Tortington · 14/03/2007 14:06

your fucked either way - do whats best for you - when they are 14 - they will hate you no matter what you chose.

Hassled · 14/03/2007 14:11

When my older 2 were little and I worked fulltime I felt permanently guilty and was certainly made to feel a "bad mother". With my youngest 2 I'm a SAHM, still feel permanently guilty (I'm too lazy to get a job, am a bad role model etc) and I don't actually think I'm a better mother - except of course I can make it to all the school concerts, help in class each week etc., so people assume I'm a good mother. It's rubbish! Custardo speaks the truth - by 14 (younger if girls) they all hate you anyway

CS1753 · 14/03/2007 15:03

Glad it's not just me!

OP posts:
suejonez · 14/03/2007 15:09

didn't David Cameron say that in his opinion the where there was damage done to children in single parent families, it was very often due to the behaviour of the father not the mother?

Agree though, damned if you do damned if you don't.

mogs0 · 15/03/2007 20:35

I have a friend who is constantly making digs about me working. I work 4 days as a cm. She thinks my ds is missing out because for half the week he has to share me with 2 other children and it only actually equates to 10hrs a week by the time he comes out of school!!

You do what you feel works for you and your family and sod what anyone else thinks.

persephonesnape · 15/03/2007 22:34

I've long since adjusted to the fact that i am personally responsible for all of societys ills because i am a single parent with three primary aged children and i work full time. really i now couldn't give a flying shit what anyone else thinks, i know that i am doing the very best for my children by working hard in a job i hate so that they appreciate a work ethic. For other people, staying at home until they start school or whatever works - there isn't a magic forumla. all families are NOT the same and different things work for different families.

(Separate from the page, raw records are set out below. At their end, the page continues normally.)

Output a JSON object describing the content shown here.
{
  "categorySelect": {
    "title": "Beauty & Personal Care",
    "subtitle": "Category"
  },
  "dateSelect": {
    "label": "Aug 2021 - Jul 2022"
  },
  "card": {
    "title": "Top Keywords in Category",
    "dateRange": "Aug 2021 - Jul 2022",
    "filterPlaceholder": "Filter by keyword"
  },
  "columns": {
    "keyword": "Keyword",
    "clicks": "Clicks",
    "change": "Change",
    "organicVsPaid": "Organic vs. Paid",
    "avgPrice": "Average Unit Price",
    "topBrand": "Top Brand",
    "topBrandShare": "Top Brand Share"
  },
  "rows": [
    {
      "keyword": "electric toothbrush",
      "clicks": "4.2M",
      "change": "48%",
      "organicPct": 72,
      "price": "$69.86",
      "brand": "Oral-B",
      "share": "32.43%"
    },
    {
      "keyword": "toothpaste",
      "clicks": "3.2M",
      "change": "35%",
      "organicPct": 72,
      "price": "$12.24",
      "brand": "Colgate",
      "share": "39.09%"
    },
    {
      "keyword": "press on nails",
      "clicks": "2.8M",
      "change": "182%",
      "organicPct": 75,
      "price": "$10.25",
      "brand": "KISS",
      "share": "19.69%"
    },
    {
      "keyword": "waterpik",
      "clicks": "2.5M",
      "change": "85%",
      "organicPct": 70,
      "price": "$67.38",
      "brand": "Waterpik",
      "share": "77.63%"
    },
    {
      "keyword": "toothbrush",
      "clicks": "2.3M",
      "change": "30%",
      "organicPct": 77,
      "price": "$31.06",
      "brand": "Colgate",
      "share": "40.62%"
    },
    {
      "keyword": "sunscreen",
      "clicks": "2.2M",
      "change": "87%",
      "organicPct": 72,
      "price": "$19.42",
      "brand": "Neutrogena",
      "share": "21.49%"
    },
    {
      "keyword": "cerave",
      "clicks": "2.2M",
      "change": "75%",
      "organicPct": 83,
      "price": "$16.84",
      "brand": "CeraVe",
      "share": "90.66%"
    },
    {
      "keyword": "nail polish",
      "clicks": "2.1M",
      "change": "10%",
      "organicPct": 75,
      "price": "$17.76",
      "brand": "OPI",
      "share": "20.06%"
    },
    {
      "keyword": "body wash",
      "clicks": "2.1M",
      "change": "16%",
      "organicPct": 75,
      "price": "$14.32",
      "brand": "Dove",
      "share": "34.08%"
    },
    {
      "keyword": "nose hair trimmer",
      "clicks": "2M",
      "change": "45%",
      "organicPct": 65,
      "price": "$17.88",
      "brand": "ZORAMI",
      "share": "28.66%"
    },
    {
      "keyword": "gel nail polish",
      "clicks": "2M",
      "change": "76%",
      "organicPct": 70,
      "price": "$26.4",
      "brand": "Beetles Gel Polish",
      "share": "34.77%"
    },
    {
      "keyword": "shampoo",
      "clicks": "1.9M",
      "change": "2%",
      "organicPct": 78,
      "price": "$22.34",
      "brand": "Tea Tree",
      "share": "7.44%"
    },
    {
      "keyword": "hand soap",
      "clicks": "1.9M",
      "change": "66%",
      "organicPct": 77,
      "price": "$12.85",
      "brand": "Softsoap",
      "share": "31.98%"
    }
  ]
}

giddyfeet · 16/03/2007 00:05

I am a single mum of one and have worked on and off and gone back into an education and got a levels and a degree since my son has been 2. He's ten now. I work very hard and when I couldnt find a job that would fit in with my responsibilities and experience I went into business on my own. Yet I work from home so am considered to not be working at all!

My mum decided to warn me last week that they will be making mothers come off benefits and go to work when their children reach the age of twelve. I had to remind her that I am working 60 hour weeks to get my business off the ground, not just sat at my computer browsing sites!!!

I dont think you can win either way. I feel guilty for not spending more time with my child but by the same token I need to install a work ethic in him so that he doesn't grow up not wanting to work!